I - Changement de régime matrimonial et droits des présomptifs héritiers réservataires
Raisonnons sur un exemple concret : un couple avec des enfants , mariés depuis de nombreuses années sous le régime de la communauté légale ou de la séparation de biens souhaite adopter une communauté universelle avec clause d'attribution intégrale dans un but de protection du conjoint survivant. Le problème est de savoir si ce changement est de nature à porter atteinte aux droits successoraux des enfants et si ceux-ci disposent de moyens de défense.

  1. L'intérêt de la famille
    Il faut tout d'abord se pencher sur la notion d'intérêt de la famille. La loi prévoit que le changement de régime matrimonial doit être fait dans le but même de préserver cet intérêt, et c'est le rôle du tribunal d'y veiller lors de l'instance en homologation.

    • Le cas de l'enfant commun
      Dans un arrêt de principe en date du 6 janvier 1976, la Cour de Cassation a prôné une appréciation d'ensemble de l'intérêt de la famille. Selon cet arrêt "le seul fait que l'un des membres de la famille risquerait de se trouver lésé n'interdit pas nécessairement le changement envisagé". Cet arrêt est à l'origine d'une jurisprudence qui privilégie le souci des époux d'assurer la situation pécuniaire du conjoint survivant, plutôt que l'intérêt des enfants qui serait de recevoir plus rapidement l'héritage de leurs parents et de le recevoir en deux fois, ce qui est fiscalement plus avantageux .La jurisprudence est constante en ce sens, du moins lorsque les époux ont des enfants communs.

    • Le cas de l'enfant d'un premier lit
      La question est plus délicate lorsqu'il existe un enfant d'un premier lit car celui-ci risque de voir l'héritage de son auteur passer à son second conjoint et d'être par là même exhérédé. Cependant la réserve successorale étant d'ordre public, l'article 1527 alinéa 2 CCiv préserve les intérêts de l'enfant d'un premier lit confronté à cette situation, grâce à l'action en retranchement. La jurisprudence considère donc que l'enfant d'un premier mariage est suffisamment protégé par la loi et homologue le plus souvent ce type de changement (Bordeaux, 18 mars 1992).

    • le cas de l'enfant naturel de l'un des époux
      Le seul cas à faire réellement difficulté est celui de l'enfant naturel de l'un des époux. La Cour de Cassation refuse de lui étendre la possibilité de l'action en retranchement (Civ. 1ère, 8 juin 1982). Ses droits successoraux sont donc mis en danger par le changement de régime matrimonial de ses parents. La jurisprudence opte donc ici systématiquement pour un refus d'homologation.
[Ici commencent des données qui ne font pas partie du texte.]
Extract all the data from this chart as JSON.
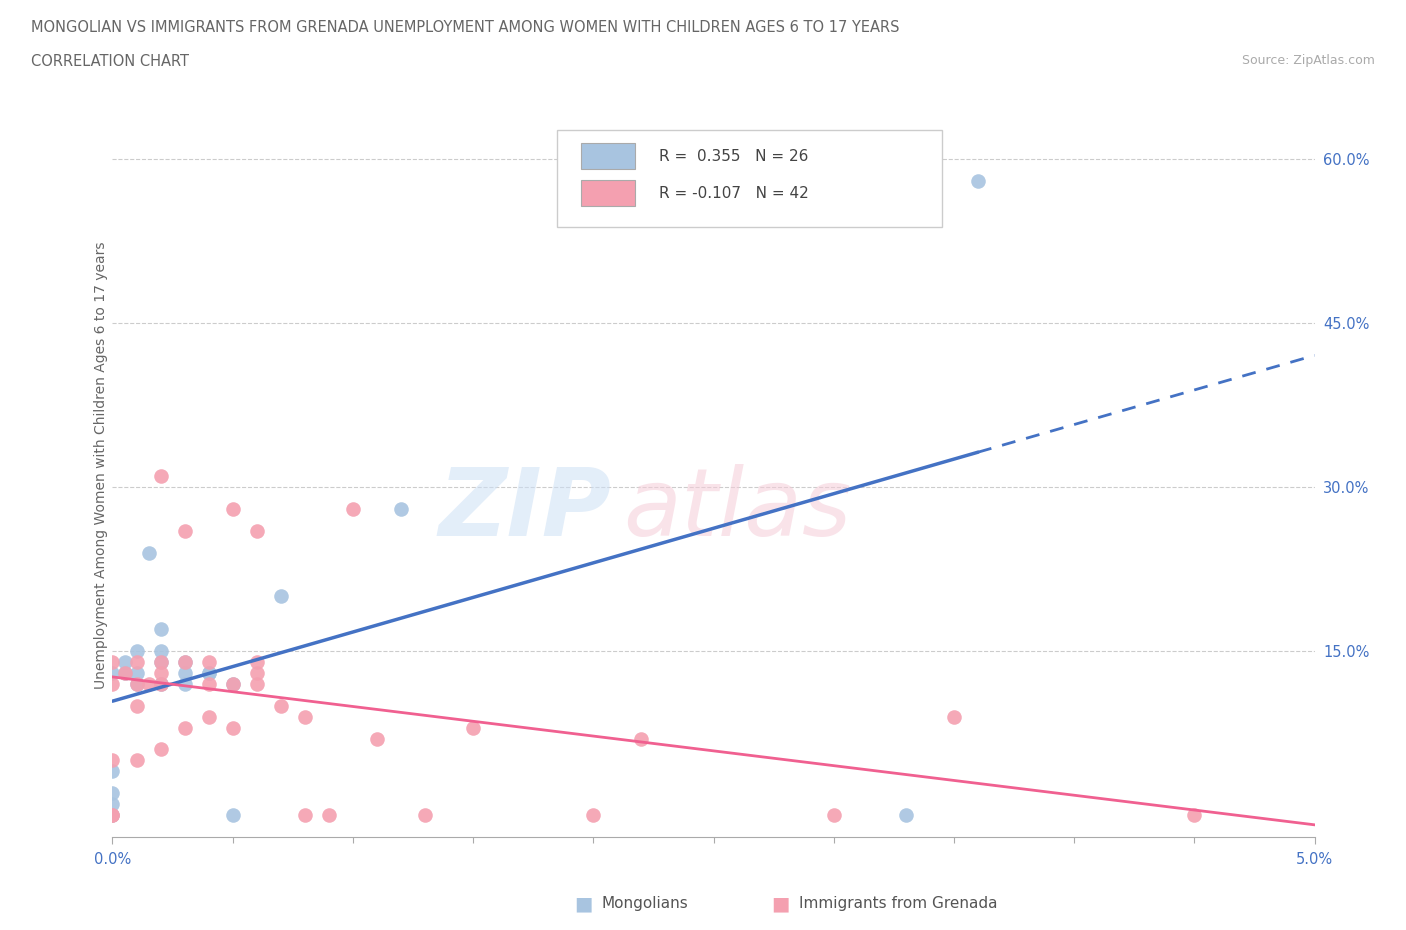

Dans ce contexte jurisprudentiel globalement défavorable aux enfants du couple, ceux-ci peuvent-ils se défendre pour préserver leurs intérêts.

     

  2. Les possibilités de recours
    Remarque préliminaire : L'avis des enfants Le juge a la possibilité d'entendre les enfants lors de la mise en oeuvre de son contrôle de l'intérêt de la famille. Ce n'est pas une obligation pour lui. De plus le juge n'est en rien lié par l'avis des enfants (Civ 1ère 24 novembre 1993).
    Quant aux voies de recours proprement dites, elles seront exercées le plus souvent par un enfant naturel ou d'un premier lit dont l'existence a été dissimulée au tribunal, de sorte que celui-ci a prononcé une homologation sans pouvoir apprécier l'intérêt de la famille dans sa globalité.

    • les voies de recours de droit commun
      Hormis les voies de recours de droit commun que sont l'appel et le pourvoi en cassation, qui supposent que l'enfant ait été partie au premier jugement, deux recours sont envisageables :

    • la tierce opposition
      La voie de la tierce opposition semble être fermée aux héritiers selon l'opinion doctrinale dominante tirée de l'interprétation de l'article 1397 al 5 CCiv, qui réserve expressément cette possibilité aux créanciers des époux. La jurisprudence est également en ce sens (Civ 1ère 9 juillet 1991).

    • l'action en nullité
      Reste la possibilité d'une action en nullité à l'encontre de la convention conjointe pour fraude aux droits de l'héritier (Cass Civ. 1ère, 14 janvier 1997 ).
      Il apparaît donc que, sauf cas de fraude des époux, les enfants, qui font partie de la famille au sens de l'article 1397 du CCiv., sont tributaires de l'appréciation du tribunal, en principe favorable au conjoint survivant.